Но потом он медленно поправлялся и опять тихо сидел на кухне. Его угнетали лишние звуки, любой шум, и Катя перестала крутить пластинки, не включала радио к телевизор. Но чтобы хоть как-то вывести его из этой отрешенности, она ему что-нибудь рассказывала. Он слушал ее не пристально, рассеянно и, видимо, думал о чем-то своем. Она не раз звала его в музей, в театр, в Останкинский парк кататься на лодке, удить рыбу в прудах Выставки, но он всегда молча мотал головой, не соглашался. А недавно она ему рассказала, что была в ресторане «Седьмое небо» и видела оттуда всю Москву – и Кремль, и Ленинские горы, и Черемушки, и их одноэтажный деревянный дом. Вернее, сам дом закрыт зеленью, а видна только крыша, с телебашни она кажется плоской и маленькой, похожа на красный платок, брошенный на кусты. Слушая ее, Иван Иванович и на этот раз, оказывается, думал о своем и неожиданно сказал:
– Если человек уже ничего не может сделать для других, он должен умирать.

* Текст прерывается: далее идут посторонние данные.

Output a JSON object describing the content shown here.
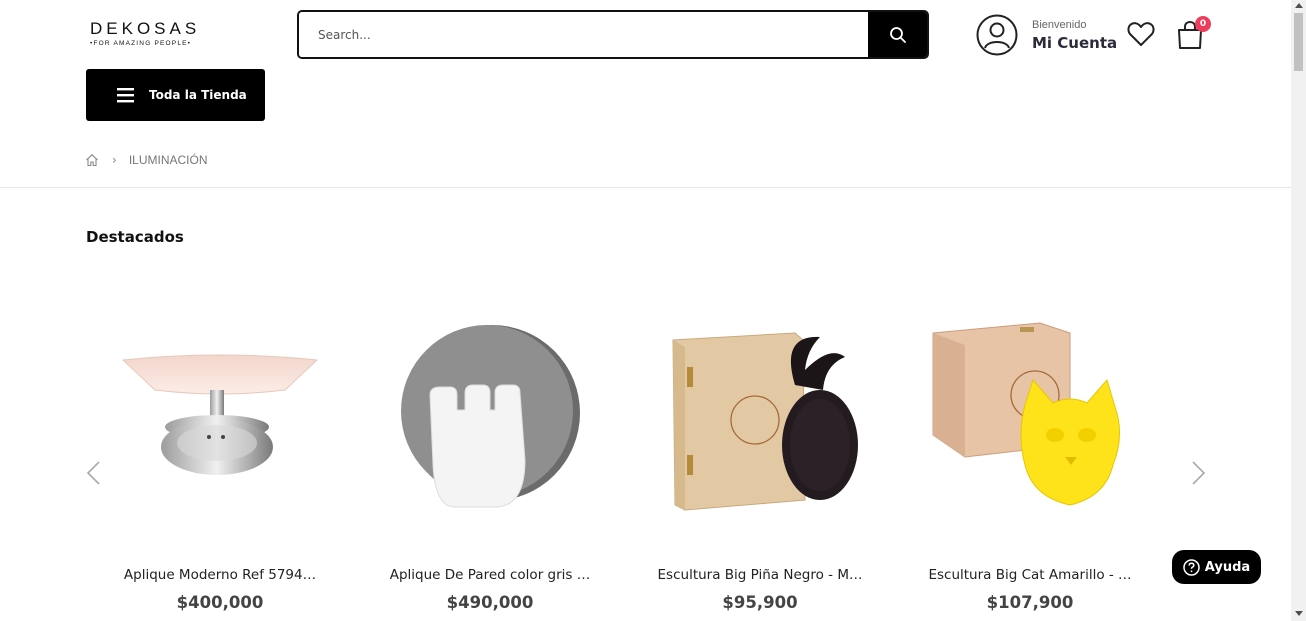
{
  "header": {
    "logo_main": "DEKOSAS",
    "logo_sub": "•FOR AMAZING PEOPLE•",
    "search_placeholder": "Search...",
    "welcome": "Bienvenido",
    "account": "Mi Cuenta",
    "cart_count": "0",
    "all_store": "Toda la Tienda"
  },
  "breadcrumb": {
    "home_icon": "home-icon",
    "current": "ILUMINACIÓN"
  },
  "section": {
    "title": "Destacados"
  },
  "products": [
    {
      "name": "Aplique Moderno Ref 5794…",
      "price": "$400,000"
    },
    {
      "name": "Aplique De Pared color gris …",
      "price": "$490,000"
    },
    {
      "name": "Escultura Big Piña Negro - M…",
      "price": "$95,900"
    },
    {
      "name": "Escultura Big Cat Amarillo - …",
      "price": "$107,900"
    }
  ],
  "help": {
    "label": "Ayuda"
  },
  "colors": {
    "accent": "#000000",
    "badge": "#ee3d5a"
  }
}
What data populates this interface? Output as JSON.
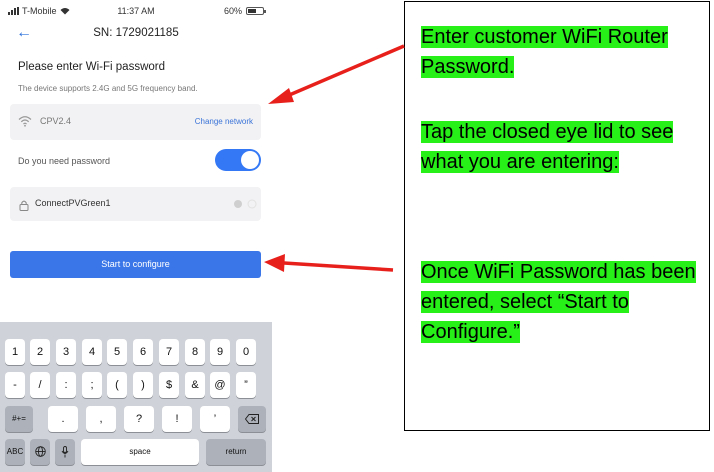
{
  "status_bar": {
    "carrier": "T-Mobile",
    "time": "11:37 AM",
    "battery": "60%",
    "battery_level": 0.6
  },
  "nav": {
    "back_icon": "back-arrow-icon",
    "title": "SN: 1729021185"
  },
  "form": {
    "heading": "Please enter Wi-Fi password",
    "subtext": "The device supports 2.4G and 5G frequency band.",
    "network_name": "CPV2.4",
    "change_network_label": "Change network",
    "need_password_label": "Do you need password",
    "need_password_on": true,
    "password_value": "ConnectPVGreen1",
    "configure_button_label": "Start to configure"
  },
  "keyboard": {
    "row1": [
      "1",
      "2",
      "3",
      "4",
      "5",
      "6",
      "7",
      "8",
      "9",
      "0"
    ],
    "row2": [
      "-",
      "/",
      ":",
      ";",
      "(",
      ")",
      "$",
      "&",
      "@",
      "”"
    ],
    "row3_left": "#+=",
    "row3": [
      ".",
      ",",
      "?",
      "!",
      "’"
    ],
    "row3_right_icon": "backspace-icon",
    "row4": {
      "abc": "ABC",
      "globe_icon": "globe-icon",
      "mic_icon": "microphone-icon",
      "space": "space",
      "return": "return"
    }
  },
  "callout": {
    "step1": "Enter customer WiFi Router Password.",
    "step2": "Tap the closed eye lid to see what you are entering:",
    "step3": "Once WiFi Password has been entered, select “Start to Configure.”"
  },
  "colors": {
    "highlight": "#26f018",
    "arrow": "#e8201c",
    "accent": "#3478f6"
  }
}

Эти слова потрясли Катю, она вдруг увидела, сколь бесполезны все ее старания, разом поняла свою беспомощность. И, может быть, с отчаяния в ее голове тогда забилась эта наивно-дерзкая мысль, и Катя почти сквозь слезы выкрикнула:
– Нет, вы можете!.. Можете!.. Можете!.. Вы были боксером-разрядником и можете… научить меня боксу…
И тогда внутри Ивана Ивановича что-то сдвинулось с места, поотступило то, что затворяло его онемевшую душу от окружающей жизни. Катя это поняла по тому едва заметному блеску, нет, даже не блеску, а лишь намеку на него, который робко поселился в его глазах. А еще явственнее проступил этот блеск-призрак в светлых глазах Ивана Ивановича на другой день, когда Катя вечером вошла на кухню и показала ему только что купленные боксерские перчатки, густо пахнущие новой кожей.
И вот теперь, стоя перед Иваном Ивановичем, она видела, как высветлялось его лицо, как плотная синева занялась в его глазах, и Катя вся ликовала, и слезы радости давили ей горло. Она быстро смахнула влажным полотенцем капли крови с бороды Ивана Ивановича и, чтобы не расплакаться, тут же пошла в свою комнату, стала собираться на работу.
Пока Катя завтракала, надевала платье и туфли, улыбка все не покидала ее лица. Радость не оставляла ее и потом, когда она ехала в трамвае, вошла в парикмахерскую. Катя еще не знала и не ведала, что скоро Костричкин неожиданно и грубо омрачит ей настроение.
IV
Утром в тот день Костричкин вошел к себе в кабинет, раскрыл настежь окно, огляделся, словно был здесь впервые, и поморщился. Все ему тут не нравилось: окно, стол, старый телефонный аппарат, который часто к тому же портился. Но особенно раздражал его размер кабинета: два шага туда, два шага сюда. Это тюремная камера, и не больше, черту на том свете не пожелал бы он такого кабинета, самому главному тем более.
Да и окно вызывало досаду. Оно выходило прямо на шумную улицу, и мимо все время сновали люди, постоянно в него заглядывали, будто следили, чем тут занят Федор Макарыч в своей тюремной камере. Одно время он попробовал его закрыть сплошь соломенным матом, но тогда в кабинете стало темно. Посидел Федор Макарыч дня три с электрическим светом, потом решил не губить зрение, снял соломенный мат, свернул и поставил в угол. А нижние стекла окна велел замазать белой краской, что поубавило свету в кабинете, сделало его с улицы похожим на общественную уборную, но Федор Макарыч ничего лучше придумать не мог и мирился с этим.
Стол, конечно, тоже никуда не годился: маленький, высокий, с одной тумбочкой, весь поцарапанный, в жирных чернильных и бог знает еще каких пятнах. Ему под стать и черный телефонный аппарат, этот старомодный тяжелый утюг из эбонита, за который и ухватиться нельзя, если надо переставить на подоконник. А в его вечно сырой трубке к тому же постоянно жил какой-то хрип верблюжий.
И все-таки Костричкин не выказывал подчиненным то гнетущее состояние, какое вызывал у него кабинет, и старался не падать духом. Он успокаивал себя тем, что еще есть на свете парикмахерские, где у заведующих нет и такого кабинета, маются они на задах в проходных комнатах, в подсобках, не то и прямо в коридорах. А у него как-никак отдельный кабинет, он может туда вызвать любого мастера и дать взбучку или поговорить по душам. И все это один на один, без свидетелей.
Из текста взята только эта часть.